Like many ministers, Bobby threw himself into his work. In 1983, he founded Neighborhood Outreach Church, an AG congregation in downtown Sacramento. Up to 700 children came on a children’s ministry program on Saturdays.
Bobby likewise reached out to adults with compassion, helping drug addicts find deliverance and prostitutes start a new life in the low-income neighborhood.
Such benevolence didn’t extend to the family home. Dave didn’t receive hugs or affirmation.
“Ministry consumed the rhythm of our home,” Dave remembers. “I was never celebrated. But I always knew when I had messed up.”
With such a background, it may seem odd that Dave followed in his father’s footsteps.
“I didn’t want to be in ministry,” Dave recalls. “But it was in me to be a minister.”

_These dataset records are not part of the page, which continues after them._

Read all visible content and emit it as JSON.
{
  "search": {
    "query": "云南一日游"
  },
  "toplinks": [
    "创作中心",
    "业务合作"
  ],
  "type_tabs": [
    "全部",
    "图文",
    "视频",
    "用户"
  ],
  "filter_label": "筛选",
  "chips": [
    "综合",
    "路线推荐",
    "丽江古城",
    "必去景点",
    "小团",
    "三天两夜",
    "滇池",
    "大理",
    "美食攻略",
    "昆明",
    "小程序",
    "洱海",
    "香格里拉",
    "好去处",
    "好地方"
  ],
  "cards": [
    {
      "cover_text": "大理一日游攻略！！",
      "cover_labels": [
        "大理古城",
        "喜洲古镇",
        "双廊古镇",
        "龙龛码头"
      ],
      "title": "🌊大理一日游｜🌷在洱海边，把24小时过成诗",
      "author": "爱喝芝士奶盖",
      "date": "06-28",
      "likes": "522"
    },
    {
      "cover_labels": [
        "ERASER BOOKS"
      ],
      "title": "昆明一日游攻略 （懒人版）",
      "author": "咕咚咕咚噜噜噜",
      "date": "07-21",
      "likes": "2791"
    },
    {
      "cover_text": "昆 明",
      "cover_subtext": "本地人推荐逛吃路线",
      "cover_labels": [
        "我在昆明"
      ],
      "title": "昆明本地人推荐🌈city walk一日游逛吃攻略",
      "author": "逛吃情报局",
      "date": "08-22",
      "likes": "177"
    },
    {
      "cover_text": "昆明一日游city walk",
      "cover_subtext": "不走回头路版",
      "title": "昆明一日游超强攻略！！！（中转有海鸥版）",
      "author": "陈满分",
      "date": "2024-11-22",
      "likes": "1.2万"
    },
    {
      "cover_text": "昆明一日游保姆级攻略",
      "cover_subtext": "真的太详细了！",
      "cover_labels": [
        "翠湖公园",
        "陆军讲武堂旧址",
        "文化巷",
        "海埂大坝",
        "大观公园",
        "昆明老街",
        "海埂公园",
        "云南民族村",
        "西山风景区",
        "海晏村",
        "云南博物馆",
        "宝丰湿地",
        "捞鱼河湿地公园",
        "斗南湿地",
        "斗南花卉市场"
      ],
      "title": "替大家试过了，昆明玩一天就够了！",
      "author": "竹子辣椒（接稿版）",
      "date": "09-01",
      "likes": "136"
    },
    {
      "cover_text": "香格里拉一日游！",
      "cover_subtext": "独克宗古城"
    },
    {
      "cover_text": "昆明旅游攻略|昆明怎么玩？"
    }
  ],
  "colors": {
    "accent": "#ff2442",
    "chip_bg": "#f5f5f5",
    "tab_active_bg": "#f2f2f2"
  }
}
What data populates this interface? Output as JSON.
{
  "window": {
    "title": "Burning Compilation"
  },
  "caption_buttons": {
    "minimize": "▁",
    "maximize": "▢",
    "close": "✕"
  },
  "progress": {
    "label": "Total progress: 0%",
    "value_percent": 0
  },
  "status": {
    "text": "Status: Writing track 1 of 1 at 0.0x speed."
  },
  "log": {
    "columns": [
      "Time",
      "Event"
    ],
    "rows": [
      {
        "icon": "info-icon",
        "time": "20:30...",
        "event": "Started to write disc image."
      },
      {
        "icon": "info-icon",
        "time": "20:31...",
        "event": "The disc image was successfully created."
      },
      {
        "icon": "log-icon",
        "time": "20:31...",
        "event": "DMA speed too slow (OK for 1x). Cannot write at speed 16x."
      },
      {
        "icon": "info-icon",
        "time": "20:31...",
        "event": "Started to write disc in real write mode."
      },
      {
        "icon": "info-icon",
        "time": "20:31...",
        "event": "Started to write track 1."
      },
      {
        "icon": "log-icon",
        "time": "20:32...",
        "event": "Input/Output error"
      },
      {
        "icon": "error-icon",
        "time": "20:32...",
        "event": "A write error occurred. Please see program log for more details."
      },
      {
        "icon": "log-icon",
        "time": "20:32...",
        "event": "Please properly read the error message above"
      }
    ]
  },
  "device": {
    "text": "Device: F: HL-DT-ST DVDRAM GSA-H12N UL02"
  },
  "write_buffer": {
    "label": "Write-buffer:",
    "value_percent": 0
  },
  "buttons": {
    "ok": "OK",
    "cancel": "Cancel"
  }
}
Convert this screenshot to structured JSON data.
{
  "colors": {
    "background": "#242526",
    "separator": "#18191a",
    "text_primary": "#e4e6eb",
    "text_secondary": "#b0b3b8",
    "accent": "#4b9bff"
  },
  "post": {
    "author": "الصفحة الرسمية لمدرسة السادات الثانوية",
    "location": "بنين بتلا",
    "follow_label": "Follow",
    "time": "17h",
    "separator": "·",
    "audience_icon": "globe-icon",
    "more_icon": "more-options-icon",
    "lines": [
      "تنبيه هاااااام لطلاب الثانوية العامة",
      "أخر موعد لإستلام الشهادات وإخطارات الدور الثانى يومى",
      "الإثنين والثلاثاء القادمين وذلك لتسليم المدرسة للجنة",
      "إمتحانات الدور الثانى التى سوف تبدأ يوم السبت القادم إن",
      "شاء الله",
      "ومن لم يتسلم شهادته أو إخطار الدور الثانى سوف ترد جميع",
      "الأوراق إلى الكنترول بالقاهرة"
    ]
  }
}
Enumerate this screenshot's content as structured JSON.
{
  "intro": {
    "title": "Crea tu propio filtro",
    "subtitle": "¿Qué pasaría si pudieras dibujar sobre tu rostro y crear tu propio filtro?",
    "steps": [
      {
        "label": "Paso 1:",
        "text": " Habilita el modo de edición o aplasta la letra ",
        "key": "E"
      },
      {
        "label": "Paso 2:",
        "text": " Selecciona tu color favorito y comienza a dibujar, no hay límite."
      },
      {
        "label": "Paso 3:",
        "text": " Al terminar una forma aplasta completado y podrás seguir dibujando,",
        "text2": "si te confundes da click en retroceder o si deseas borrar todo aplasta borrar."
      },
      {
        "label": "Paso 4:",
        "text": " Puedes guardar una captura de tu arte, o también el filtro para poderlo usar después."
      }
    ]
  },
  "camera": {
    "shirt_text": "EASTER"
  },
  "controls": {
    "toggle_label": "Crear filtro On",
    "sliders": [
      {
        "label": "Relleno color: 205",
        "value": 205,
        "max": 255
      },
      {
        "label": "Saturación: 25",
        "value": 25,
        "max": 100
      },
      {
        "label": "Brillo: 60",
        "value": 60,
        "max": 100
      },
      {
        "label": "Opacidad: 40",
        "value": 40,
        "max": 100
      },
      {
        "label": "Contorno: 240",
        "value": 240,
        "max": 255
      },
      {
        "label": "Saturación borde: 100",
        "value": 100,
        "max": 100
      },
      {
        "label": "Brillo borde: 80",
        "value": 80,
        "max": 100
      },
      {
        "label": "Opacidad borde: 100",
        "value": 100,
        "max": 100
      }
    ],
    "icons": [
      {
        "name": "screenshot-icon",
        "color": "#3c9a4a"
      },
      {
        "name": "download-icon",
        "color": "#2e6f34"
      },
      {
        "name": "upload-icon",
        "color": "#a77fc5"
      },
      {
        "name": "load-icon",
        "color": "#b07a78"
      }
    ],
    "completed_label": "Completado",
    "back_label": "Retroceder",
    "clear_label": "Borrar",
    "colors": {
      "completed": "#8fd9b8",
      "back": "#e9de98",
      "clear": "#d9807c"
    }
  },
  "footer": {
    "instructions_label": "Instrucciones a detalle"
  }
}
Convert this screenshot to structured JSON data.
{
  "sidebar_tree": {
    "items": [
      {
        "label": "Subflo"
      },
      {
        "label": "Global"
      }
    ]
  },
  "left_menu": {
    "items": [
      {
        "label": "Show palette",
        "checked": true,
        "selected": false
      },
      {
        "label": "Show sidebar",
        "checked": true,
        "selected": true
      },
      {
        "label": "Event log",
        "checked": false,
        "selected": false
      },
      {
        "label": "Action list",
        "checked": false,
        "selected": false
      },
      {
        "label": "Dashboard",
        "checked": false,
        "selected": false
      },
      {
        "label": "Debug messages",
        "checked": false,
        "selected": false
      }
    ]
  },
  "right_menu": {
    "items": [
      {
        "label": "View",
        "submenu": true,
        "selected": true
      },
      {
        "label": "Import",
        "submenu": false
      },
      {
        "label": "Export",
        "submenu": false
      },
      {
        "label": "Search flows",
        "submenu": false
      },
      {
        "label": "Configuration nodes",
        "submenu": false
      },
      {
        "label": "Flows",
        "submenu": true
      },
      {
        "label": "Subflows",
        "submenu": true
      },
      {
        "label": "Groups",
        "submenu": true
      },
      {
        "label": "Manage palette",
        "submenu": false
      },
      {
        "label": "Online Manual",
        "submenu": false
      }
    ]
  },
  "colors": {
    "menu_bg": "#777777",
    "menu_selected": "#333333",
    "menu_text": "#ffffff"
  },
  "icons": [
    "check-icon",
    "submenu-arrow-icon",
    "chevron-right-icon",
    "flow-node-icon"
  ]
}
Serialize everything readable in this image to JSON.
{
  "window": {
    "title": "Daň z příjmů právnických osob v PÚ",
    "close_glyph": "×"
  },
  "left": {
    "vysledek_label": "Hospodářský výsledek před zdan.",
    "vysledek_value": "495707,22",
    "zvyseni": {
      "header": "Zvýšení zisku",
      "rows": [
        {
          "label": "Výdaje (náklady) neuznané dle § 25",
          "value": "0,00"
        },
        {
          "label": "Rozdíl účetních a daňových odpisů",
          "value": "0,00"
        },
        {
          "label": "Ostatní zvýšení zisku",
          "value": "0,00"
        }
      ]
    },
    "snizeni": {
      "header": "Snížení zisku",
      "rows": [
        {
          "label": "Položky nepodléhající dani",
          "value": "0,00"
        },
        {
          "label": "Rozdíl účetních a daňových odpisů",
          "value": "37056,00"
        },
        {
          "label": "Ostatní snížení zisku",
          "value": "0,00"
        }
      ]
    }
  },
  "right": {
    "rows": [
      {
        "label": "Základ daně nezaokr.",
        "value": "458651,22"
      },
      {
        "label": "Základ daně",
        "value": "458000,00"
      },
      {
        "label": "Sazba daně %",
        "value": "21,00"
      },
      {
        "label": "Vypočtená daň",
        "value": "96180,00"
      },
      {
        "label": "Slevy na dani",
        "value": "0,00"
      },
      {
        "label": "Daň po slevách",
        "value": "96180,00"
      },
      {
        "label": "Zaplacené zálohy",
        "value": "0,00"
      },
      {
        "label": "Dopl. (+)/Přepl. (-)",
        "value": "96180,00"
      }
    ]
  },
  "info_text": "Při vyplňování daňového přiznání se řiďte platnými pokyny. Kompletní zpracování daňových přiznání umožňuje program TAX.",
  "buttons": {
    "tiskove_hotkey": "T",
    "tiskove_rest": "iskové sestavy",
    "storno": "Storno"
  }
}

Following youth pastorates in nearby West Sacramento and Lodi, as well as Chicago, Dave eventually planted an AG church in Sacramento — just as his father had.
Dave met his wife, Lori, at Harvest Church in Elk Grove. The couple, who wed in 1999, have two children, 18-year-old Leah and 16-year-old Titus. In 2008, Dave and Lori founded Streamline Church. Lori heads the kid’s ministry.
Despite both being in the ministry, the father and son went through lengthy periods without speaking to each other. When they did talk, too often they uttered cutting remarks. Yet through it all, Dave learned to appreciate the Christian education he received and the work ethnic his father instilled.
“We never reached the point of completely mending our ups and downs,” Dave says. “My dad loved from a deficit, the best way he knew how, without having received love himself.”
Bobby resigned as a pastor to be the full-time caregiver to Wanda in 2000, when she received a multiple sclerosis diagnosis. Wanda died in 2012 after 31 years of marriage to Bobby.
Dave is grateful he emulated his father’s devotion to the ministry instead of falling into a life of crime and drugs. At the funeral, Dave acknowledged that the two had reconciled at the end. On his last day on earth, Bobby tightly gripped Dave’s hand and at last expressed pride in his son’s ministry and family.
“I loved my dad for the dad he wanted to be, and the dad he was slowly becoming,” Dave said in the funeral message. “When we focus on the love we missed, it only comes with bitterness.”
Samuel M. Huddleston, a member of the AG’s 21-member Executive Presbytery as well as assistant superintendent of the AG’s Northern California-Nevada District, commends Novak for his respectful candor at the funeral.
“The transparency was healing for Dave, but it was also honoring for his dad,” says Huddleston, who closed the service. “I’ve never heard such honest remarks at a funeral.”
Huddleston met Bobby Novak in 1976. He and Bobby later conducted follow-up prison ministry together. Huddleston has known Dave for 17 years.
“God gives the strength and the wherewithal to deal with the past,” Huddleston says. “Too many times, we try to move on without dealing with it.”